Tentò di uccidere i due genitori nella loro casa ad Aprilia: la tragedia fu evitata grazie al provvidenziale intervento del vicino di casa

Assolto per incapacità di intendere e volere in ragione di una perizia psichiatrica. Si è concluso così il rito abbreviato condizionato all’escussione dello psicopatologo Cesare Tulli il procedimento penale che vedeva come accusato di tentato omicidio dei genitori il 47enne di Aprilia, D.M. (le sue iniziali). Secondo il consulente nominato dal giudice per l’udienza preliminare del Tribunale di Latina, Mara Mattioli, l’uomo diventa incapace di intendere e volere quando non assume i farmaci prescritti per la sua patologia psichiatrica.

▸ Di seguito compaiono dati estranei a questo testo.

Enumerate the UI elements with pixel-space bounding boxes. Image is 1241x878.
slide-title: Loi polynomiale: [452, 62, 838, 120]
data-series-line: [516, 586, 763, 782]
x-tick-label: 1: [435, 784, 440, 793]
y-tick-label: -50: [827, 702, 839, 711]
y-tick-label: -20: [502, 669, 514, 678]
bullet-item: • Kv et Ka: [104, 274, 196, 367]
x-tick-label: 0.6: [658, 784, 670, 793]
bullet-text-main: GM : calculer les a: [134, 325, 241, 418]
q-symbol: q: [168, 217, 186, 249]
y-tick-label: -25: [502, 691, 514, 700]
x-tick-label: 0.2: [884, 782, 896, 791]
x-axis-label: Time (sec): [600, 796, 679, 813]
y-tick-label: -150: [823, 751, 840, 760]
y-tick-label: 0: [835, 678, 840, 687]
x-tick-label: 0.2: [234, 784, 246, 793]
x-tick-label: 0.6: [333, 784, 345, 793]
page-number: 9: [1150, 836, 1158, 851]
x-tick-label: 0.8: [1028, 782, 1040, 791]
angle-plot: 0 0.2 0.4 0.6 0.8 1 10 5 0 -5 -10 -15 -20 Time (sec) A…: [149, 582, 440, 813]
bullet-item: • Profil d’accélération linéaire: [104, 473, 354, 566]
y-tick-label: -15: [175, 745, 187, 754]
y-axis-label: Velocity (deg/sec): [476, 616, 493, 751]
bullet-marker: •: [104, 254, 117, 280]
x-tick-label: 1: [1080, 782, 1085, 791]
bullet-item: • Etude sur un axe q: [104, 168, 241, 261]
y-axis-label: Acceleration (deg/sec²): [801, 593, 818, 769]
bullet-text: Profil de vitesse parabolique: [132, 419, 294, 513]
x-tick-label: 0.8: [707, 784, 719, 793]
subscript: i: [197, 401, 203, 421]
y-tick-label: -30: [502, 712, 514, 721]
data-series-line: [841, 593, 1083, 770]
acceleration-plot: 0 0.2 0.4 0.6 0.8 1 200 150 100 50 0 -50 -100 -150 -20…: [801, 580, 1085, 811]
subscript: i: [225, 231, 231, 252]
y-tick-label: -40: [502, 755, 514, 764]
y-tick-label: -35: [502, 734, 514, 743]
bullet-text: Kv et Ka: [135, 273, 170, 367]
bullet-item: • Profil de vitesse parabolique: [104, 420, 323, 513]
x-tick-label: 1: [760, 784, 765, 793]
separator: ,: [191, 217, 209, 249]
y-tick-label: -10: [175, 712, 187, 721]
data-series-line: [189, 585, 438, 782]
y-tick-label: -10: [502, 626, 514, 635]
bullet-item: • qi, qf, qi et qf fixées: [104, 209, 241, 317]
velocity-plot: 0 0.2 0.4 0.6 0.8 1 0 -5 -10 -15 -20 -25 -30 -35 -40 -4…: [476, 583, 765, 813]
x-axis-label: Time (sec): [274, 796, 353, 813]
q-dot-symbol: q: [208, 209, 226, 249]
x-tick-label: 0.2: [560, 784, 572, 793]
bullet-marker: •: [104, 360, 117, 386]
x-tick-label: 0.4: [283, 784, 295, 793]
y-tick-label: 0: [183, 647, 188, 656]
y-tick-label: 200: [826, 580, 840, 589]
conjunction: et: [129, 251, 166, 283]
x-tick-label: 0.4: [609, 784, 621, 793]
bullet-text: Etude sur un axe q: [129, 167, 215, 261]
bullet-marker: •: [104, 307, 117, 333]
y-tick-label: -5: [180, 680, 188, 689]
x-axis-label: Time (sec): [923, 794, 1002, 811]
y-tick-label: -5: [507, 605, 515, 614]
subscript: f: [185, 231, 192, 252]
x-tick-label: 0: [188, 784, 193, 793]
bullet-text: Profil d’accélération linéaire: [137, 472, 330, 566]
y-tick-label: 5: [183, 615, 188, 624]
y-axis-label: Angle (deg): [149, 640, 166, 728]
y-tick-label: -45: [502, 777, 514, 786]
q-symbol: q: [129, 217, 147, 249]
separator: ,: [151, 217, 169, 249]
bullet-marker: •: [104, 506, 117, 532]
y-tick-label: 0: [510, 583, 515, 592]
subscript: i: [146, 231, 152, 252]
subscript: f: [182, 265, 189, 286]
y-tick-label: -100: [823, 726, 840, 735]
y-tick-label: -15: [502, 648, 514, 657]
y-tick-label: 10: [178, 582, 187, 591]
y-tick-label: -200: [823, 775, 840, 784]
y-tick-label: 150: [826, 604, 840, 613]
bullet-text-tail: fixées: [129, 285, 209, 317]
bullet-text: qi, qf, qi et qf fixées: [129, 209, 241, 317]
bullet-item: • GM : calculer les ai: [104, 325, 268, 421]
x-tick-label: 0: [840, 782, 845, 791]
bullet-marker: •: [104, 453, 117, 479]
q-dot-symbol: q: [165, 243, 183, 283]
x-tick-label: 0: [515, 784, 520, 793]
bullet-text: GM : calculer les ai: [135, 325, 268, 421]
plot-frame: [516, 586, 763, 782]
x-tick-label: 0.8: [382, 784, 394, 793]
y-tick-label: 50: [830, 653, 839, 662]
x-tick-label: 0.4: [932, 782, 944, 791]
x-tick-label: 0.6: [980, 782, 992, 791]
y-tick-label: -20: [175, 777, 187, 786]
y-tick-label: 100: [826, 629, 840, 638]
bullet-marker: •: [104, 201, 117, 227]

L’uomo provò a uccidere i genitori il 27 dicembre 2024 e da un mese non assumeva i farmaci prescritti per allievare la sua sindrome psicotica. In ragione di ciò lo stesso pubblico ministero Giuseppe Miliano, sulla scorta della consulenza psichiatrica, ha chiesto l’assoluzione del 48enne. La difesa dell’uomo ha chiesto una misura alternativa, vista la pericolosità dell’uomo, in una comunità riabilitativa. Il Gup Mattioli, assolvendo il 48enne, ha però disposto, per il momento, il ritorno a casa, in attesa che si liberi un posto nella Rems dove è stato assegnato. Dovrà restarci 2 anni.

A settembre, era stato accolto dal giudice per l’udienza preliminare del Tribunale di Latina, Mara Mattioli, il rito abbreviato condizionato alla perizia psichiatrica a cui si è sottopotto il 48enne residente ad Aprilia, accusato del duplice tentato omicidio ai danni dei due genitori. Su istanza della difesa, il Gup aveva accolto il rito alternativo condizionato all’audizione di medico psichiatrico.

I fatti contestati al 48enne sono accaduti nel corso del pomeriggio del 27 dicembre scorso quando i Carabinieri della Sezione Radiomobile del Reparto Territoriale di Aprilia, insieme ai militari delle Stazioni Carabinieri di Aprilia e Campoverde, hanno tratto in arresto l’uomo per tentato omicidio. Nello specifico, i Carabinieri erano intervenuti, su segnalazione pervenuta tramite 112, per un’aggressione che stava avvenendo in un appartamento in Via Guardapasso.

I militari dell’Arma, al loro arrivo, avevano identificato e arrestato l’aggressore, il quale, con un’arma da taglio, aveva aggredito l’anziano padre colpendolo all’addome e successivamente gli si era scagliato contro, colpendolo con un oggetto contundente alla testa. Inoltre, l’arrestato, nella medesima circostanza, poco prima, aveva aggredito anche sua madre, ferendola all’avambraccio destro con la stessa arma da taglio.

Le vittime, a causa delle lesioni e delle ferite inflittegli dal figlio, erano state trasportate presso il vicino ospedale “Città di Aprilia” dal personale sanitario, che nel frattempo era intervenuto. 30 giorni di prognosi per la madre, “solo” 20 per il padre, salvato grazie all’intervento del vicino di casa che aveva letteralmente bloccato il figlio che stava per finire il padre nel cortile di casa.

I Carabinieri avevano provveduto a recuperare sia l’arma da taglio e sia l’oggetto contundente utilizzati dall’aggressore, sottoponendoli a sequestro. L’arrestato, al termine delle formalità di rito, era stato associato alla Casa Circondariale di Latina.